Senate Republicans Block Cordray Nomination

WASHINGTON — As expected, Senate Republicans on Thursday blocked the nomination of Richard Cordray to head the Consumer Financial Protection Bureau, extending the two-year-long partisan fight over the agency.

The vote was 53 to 45, almost entirely along party lines, and seven votes shy of the 60 necessary to allow the Senate to vote on the nomination.

The result set up the possibility that President Obama will install Cordray in a recess appointment, although that step is far from assured. Congressional Republicans have been taking actions to ensure that the Senate does not officially go into recess, blocking the possibility of a recess appointment.

At a White House press briefing following the vote, Obama would not rule out a recess appointment.

"We're going to look at all our options," he said. "My hope and my expectation is that Republicans who blocked this nomination will come to their senses."

Senate Republicans are demanding changes to the structure of the CFPB before allowing a vote on Cordray's nomination. For example, they want the agency to go through the congressional appropriations process, rather than receiving a percentage of the Federal Reserve's budget.

But Democrats clearly believe they have a winning political hand. Speaking to reporters after the vote, Sen. Charles Schumer said that if there is no recess appointment, Senate Democrats plan to continue to pressure Republicans to allow a final vote on Cordray's nomination.

"Let me put my Republican colleagues on notice: this is not over," Schumer said. "We will never sign on to any attempt to permanently gut this agency, to make the agency respond away from the consumer and toward the special interests. We will not negotiate with them on any plan to cut this agency off at the knees."

"I hope the president will use whatever tools are legally at his disposal to get Cordray onboard. And it's not an issue we're going to be giving up on here in the Senate."

Republican Sen. Richard Shelby, who's leading the charge to block Cordray's nomination, introduced a new argument shortly before Thursday's vote.

In an appeal to his party's conservative base, Shelby suggested that the Democrats' support for CFPB is motivated by an interest in providing funding to liberal allies such as ACORN.
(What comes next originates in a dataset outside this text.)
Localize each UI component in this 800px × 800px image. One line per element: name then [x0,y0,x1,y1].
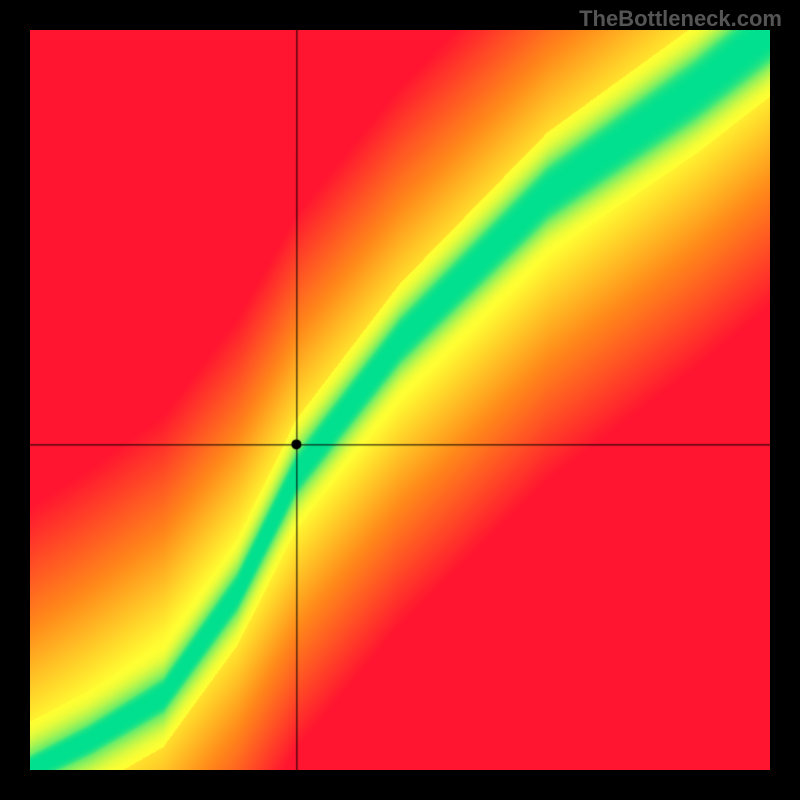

"Other agencies must return to the Treasury funds they receive from enforcement actions. The bureau, however, is allowed to dole out money it collects from fines and penalties to liberal consumer groups," Shelby said on the Senate floor.

"This reveals why the administration and the majority want so desperately for the bureau to be unaccountable," Shelby continued. "They want the bureau to be a permanent funding machine for their political allies."

There were no real surprises in Thursday's vote. No Democrats crossed party lines.

Massachusetts Sen. Scott Brown, who had previously said that Cordray's nomination deserved an up-or-down vote, was the only Republican who voted with the Democrats.

Brown faces a tough reelection fight in 2012 against Democrat Elizabeth Warren, the Harvard law professor who came up with the idea of the CFPB, fought for its creation, and then headed the team that set up the agency.

Sen. Olympia Snowe, R-Maine, who supported the 2010 law that created the consumer bureau, voted present. Snowe is also up reelection next year.